Dal 2013 è in uso il vecchio Cine Lux, situato nel centro storico della capitale guatemalteca. L'edificio è stato costruito nel 1936 ed è caratterizzato da uno stile che è art-deco. All'interno dell'edificio, le attività del Centro Cultural de España offrono scambi partecipativi che affrontano dialoghi contemporanei. La piattaforma è aperta all'accompagnamento e alla visibilità di processi creativi e innovativi per promuovere dinamiche culturali inclusive.

Horario
Da martedì a sabato: 10 - 19 h
Hours
Tuesday to saturday: 10 – 19 h
Dal 2013 è ospitato nell'ex Cine Lux, situato nel quartiere storico di Città del Guatemala. La struttura è stata costruita nel 1936 ed è caratterizzata da uno stile Art Déco. All'interno dell'edificio, il CCE offre scambi partecipativi attraverso dialoghi contemporanei. La piattaforma è aperta al sostegno e alla presentazione di processi creativi e innovativi per favorire dinamiche culturali inclusive.
Al CCE, ‘L'albero del mondo’ emerge come un simbolo potente, presentando artisti diversi le cui opere approfondiscono i temi dell'ecologia, della memoria, della migrazione e dell'identità. Essi intrecciano una narrazione che attraversa crisi ambientali, storie taciute e resistenza culturale.
Ispirato dal disastro ecologico del lago Atitlán, l'intervento di Veronica Riedel, che si estende su diverse sedi dell'ECC, serve a ricordare le nostre responsabilità ambientali.

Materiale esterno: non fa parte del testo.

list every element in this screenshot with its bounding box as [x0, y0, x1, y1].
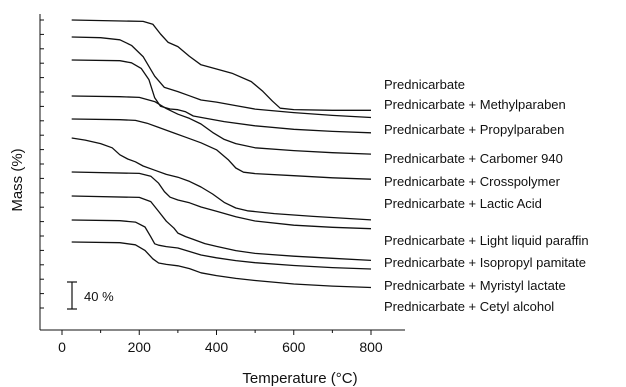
- y-axis-title: Mass (%): [9, 148, 26, 211]
- x-axis-ticks: 0 200 400 600 800: [58, 330, 383, 355]
- y-axis-minor-ticks: [40, 19, 44, 309]
- tga-curve: [71, 137, 372, 221]
- series-label: Prednicarbate + Lactic Acid: [384, 196, 542, 211]
- series-label: Prednicarbate + Cetyl alcohol: [384, 299, 554, 314]
- tga-curve: [71, 195, 372, 262]
- series-label: Prednicarbate + Light liquid paraffin: [384, 233, 589, 248]
- series-label: Prednicarbate + Carbomer 940: [384, 151, 563, 166]
- series-label: Prednicarbate + Crosspolymer: [384, 174, 561, 189]
- tga-curve: [71, 36, 372, 119]
- x-tick-label: 200: [128, 339, 152, 355]
- x-tick-label: 600: [282, 339, 306, 355]
- series-label: Prednicarbate + Propylparaben: [384, 122, 564, 137]
- tga-curve: [71, 118, 372, 180]
- x-axis-title: Temperature (°C): [242, 370, 357, 387]
- series-label: Prednicarbate: [384, 77, 465, 92]
- scale-bar-label: 40 %: [84, 289, 114, 304]
- tga-curve: [71, 95, 372, 155]
- tga-curve: [71, 19, 371, 111]
- series-label: Prednicarbate + Isopropyl pamitate: [384, 255, 586, 270]
- series-label-group: Prednicarbate Prednicarbate + Methylparab…: [384, 77, 589, 314]
- x-tick-label: 800: [359, 339, 383, 355]
- tga-curve: [71, 241, 372, 289]
- series-label: Prednicarbate + Methylparaben: [384, 97, 566, 112]
- tga-curve: [71, 219, 372, 270]
- x-tick-label: 400: [205, 339, 229, 355]
- curve-group: [71, 19, 372, 289]
- series-label: Prednicarbate + Myristyl lactate: [384, 278, 566, 293]
- tga-curve: [71, 171, 372, 230]
- x-tick-label: 0: [58, 339, 66, 355]
- tga-curve: [71, 59, 372, 134]
- scale-bar: 40 %: [67, 281, 114, 310]
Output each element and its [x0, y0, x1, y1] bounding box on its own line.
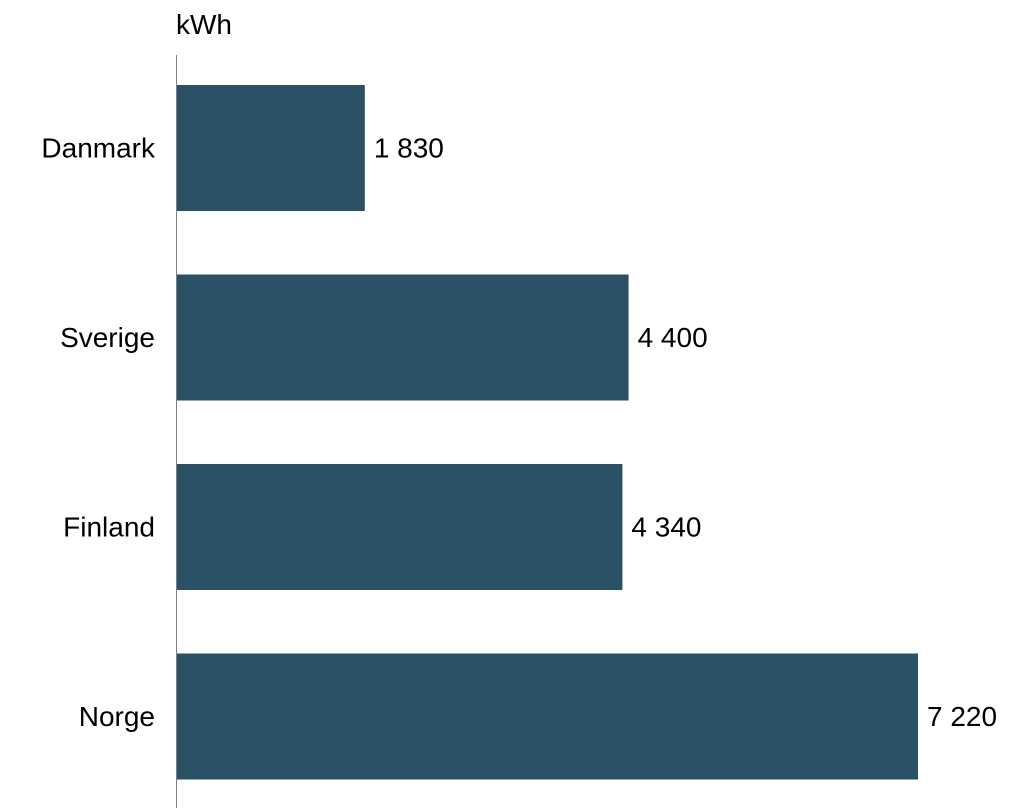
category-label-sverige: Sverige — [60, 322, 155, 353]
category-label-finland: Finland — [63, 512, 155, 543]
category-label-norge: Norge — [79, 701, 155, 732]
bar-danmark — [177, 85, 365, 211]
value-label-finland: 4 340 — [631, 512, 701, 543]
value-label-norge: 7 220 — [927, 701, 997, 732]
value-label-danmark: 1 830 — [374, 133, 444, 164]
value-label-sverige: 4 400 — [638, 322, 708, 353]
bar-norge — [177, 653, 918, 780]
unit-label: kWh — [176, 9, 232, 40]
bar-sverige — [177, 274, 629, 401]
category-label-danmark: Danmark — [41, 133, 156, 164]
bar-finland — [177, 464, 623, 590]
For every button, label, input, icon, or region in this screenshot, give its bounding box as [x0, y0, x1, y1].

Sfidare le iniquità dei movimenti transfrontalieri, Jorge de León Complica questa narrazione: il movimento transnazionale dell'arte, supportato da permessi e assicurazioni, si differenzia dai viaggi pericolosi di innumerevoli persone senza garanzie.
Il recupero delle conoscenze tradizionali quotidiane messe a tacere dal colonialismo sta guidando il lavoro di Christian Salablanca, rafforzare le radici di un'identità culturale storicamente emarginata.
Infine, Jaanus Samma esamina il mito e la memoria storica estone, riflettendo sulla costruzione dell'identità nazionale e sul ruolo dell'artista all'incrocio tra guerra, politica e cultura popolare.
Al CCE, questi artisti coltivano ‘l'albero del mondo’ come simbolo vibrante di resilienza ecologica, culturale e politica, presentando proposte artistiche che catturano l'attenzione e ispirano all'azione.
Al CCE, ‘L'albero del mondo’ emerge come un simbolo potente, presentando artisti diversi il cui lavoro approfondisce i temi dell'ecologia, della memoria, della migrazione e dell'identità. Essi intrecciano una narrazione attraverso crisi ambientali, storie taciute e resistenza culturale.
Ispirato al disastro ecologico del lago Atitlán, Veronica Riedel‘L'intervento dell'autrice, che si estende a varie sedi del CCE, serve a ricordare le nostre responsabilità ambientali.
Mettendo in discussione le iniquità dei movimenti transfrontalieri, Jorge de León complica questa narrazione: il movimento transnazionale dell'arte, sostenuto da permessi e assicurazioni, si differenzia dai viaggi pericolosi di innumerevoli individui senza garanzie.
Il recupero dei saperi tradizionali quotidiani messi a tacere dal colonialismo guida Christian Salablanca‘rafforzando le radici dell'identità culturale che sono state storicamente emarginate.
Infine, Jaanus Samma esamina il mito e la memoria storica estone, riflettendo sulla costruzione dell'identità nazionale e sul ruolo dell'artista all'intersezione tra guerra, politica e cultura popolare.
Al CCE, questi artisti coltivano ‘l'albero del mondo’ come simbolo vibrante di resilienza ecologica, culturale e politica, presentando proposte artistiche che richiamano l'attenzione e ispirano all'azione.